Dogs, on the other hand, is explicitly not no-myth — the GM comes to the table with a town created (as @pemerton mentions above).
 

I can't speak to HeroWars, as I've never played it. And, at least in my group 4e, as we played, played very much like previous editions of D&D (this, I think was our failing, as we didn't gel with 4e as a group — three of us were invested and two of us played like it was 1e; this did not work). I'm not sure that 4e would be no-myth even if played as intended, but it was playable in more or less traditional ways in my experience.

Dogs, on the other hand, is explicitly not no-myth — the GM comes to the table with a town created (as @pemerton mentions above).
I’m being told
1. Myth is GM curated backstory. No myth is the absence of this.

2. Games with any as of yet unrevealed backstory are not conflict resolution. If necessary I’ll find the quote, but hopefully this isn’t in dispute.

3. DitV is conflict resolution but has at moments in play unrevealed backstory.

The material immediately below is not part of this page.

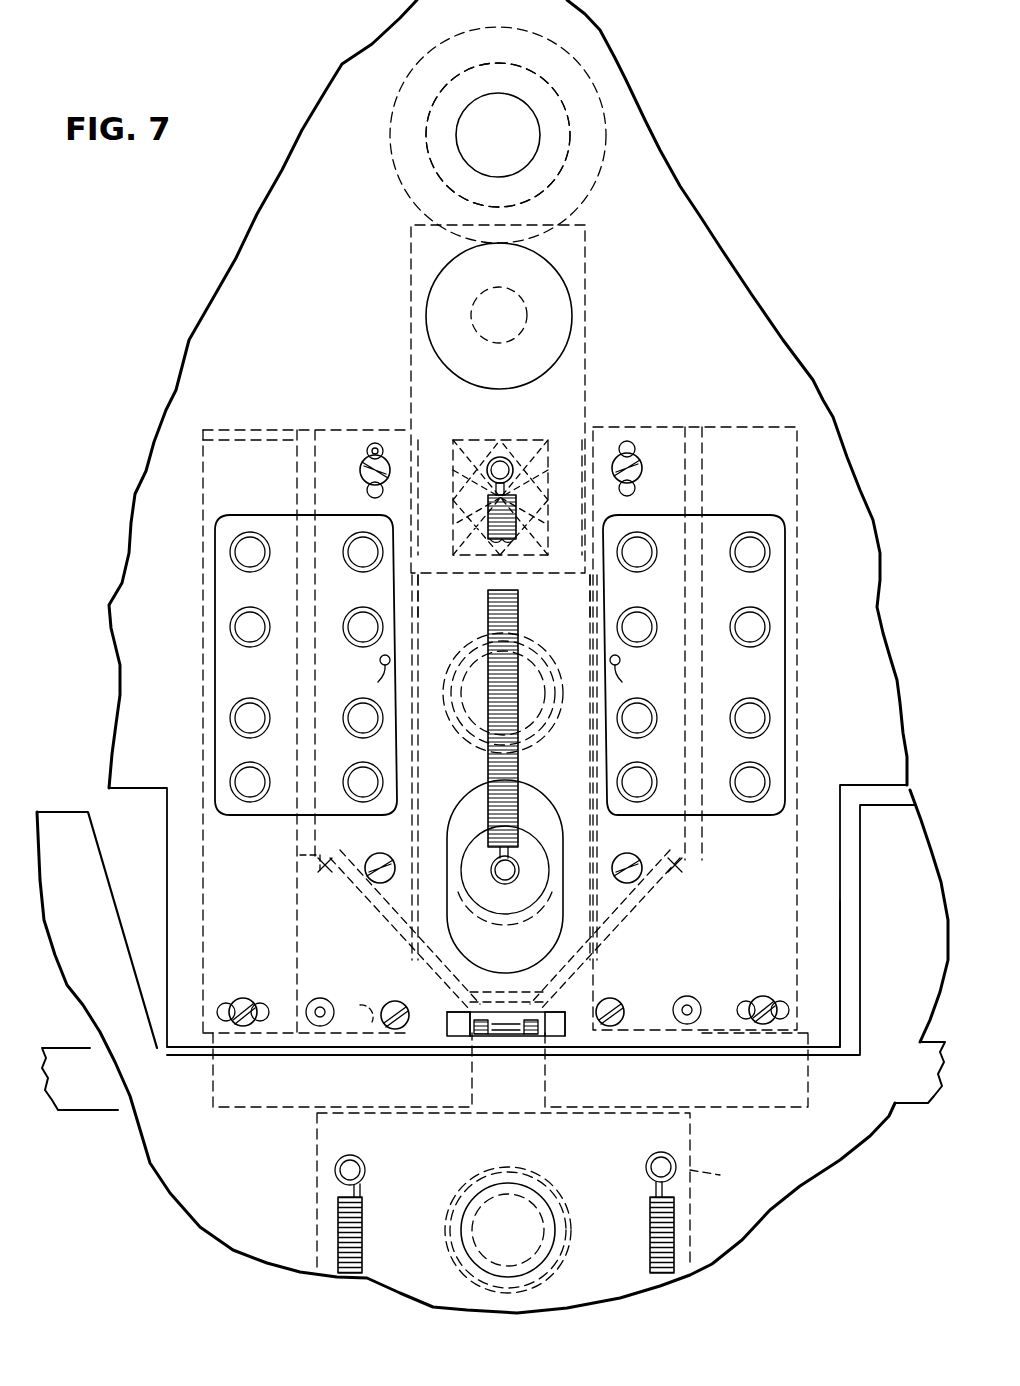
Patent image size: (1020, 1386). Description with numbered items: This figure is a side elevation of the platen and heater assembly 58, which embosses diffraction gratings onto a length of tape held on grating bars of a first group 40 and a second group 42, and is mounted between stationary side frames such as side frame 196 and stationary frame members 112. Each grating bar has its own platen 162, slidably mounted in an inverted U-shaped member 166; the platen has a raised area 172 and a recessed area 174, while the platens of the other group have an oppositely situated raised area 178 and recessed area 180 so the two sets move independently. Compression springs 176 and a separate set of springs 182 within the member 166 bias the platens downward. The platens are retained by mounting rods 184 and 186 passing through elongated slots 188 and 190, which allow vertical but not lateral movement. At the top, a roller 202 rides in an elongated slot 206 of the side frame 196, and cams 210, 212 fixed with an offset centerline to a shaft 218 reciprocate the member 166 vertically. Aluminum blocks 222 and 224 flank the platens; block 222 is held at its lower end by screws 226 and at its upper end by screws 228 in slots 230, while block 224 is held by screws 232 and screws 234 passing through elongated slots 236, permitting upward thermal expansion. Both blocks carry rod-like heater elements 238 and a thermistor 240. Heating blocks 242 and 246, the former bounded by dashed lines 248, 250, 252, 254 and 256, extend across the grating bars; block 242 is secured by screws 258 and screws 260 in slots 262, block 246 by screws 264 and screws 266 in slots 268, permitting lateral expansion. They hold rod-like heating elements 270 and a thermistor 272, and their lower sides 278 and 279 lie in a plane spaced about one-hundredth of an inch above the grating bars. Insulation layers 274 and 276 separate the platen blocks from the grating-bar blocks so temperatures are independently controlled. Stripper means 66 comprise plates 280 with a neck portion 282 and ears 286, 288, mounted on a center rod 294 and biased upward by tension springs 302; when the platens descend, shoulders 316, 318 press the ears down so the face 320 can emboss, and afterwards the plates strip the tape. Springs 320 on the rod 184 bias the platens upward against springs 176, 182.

Somethings not adding up here.
 

I’m being told
1. Myth is GM curated backstory. No myth is the absence of this.

2. Games with any as of yet unrevealed backstory are not conflict resolution. If necessary I’ll find the quote, but hopefully this isn’t in dispute.

3. DitV is conflict resolution but has at moments in play unrevealed backstory.

Somethings not adding up here.
I'm only speaking of Dogs here. We're in alignment on 1 and 3 completely and to some degree on 2, too (inasmuch as I don't have much appetite to go back through the thread to find the quote either). But there's absolutely unrevealed backstory in Dogs and the process of play is absolutely conflict resolution.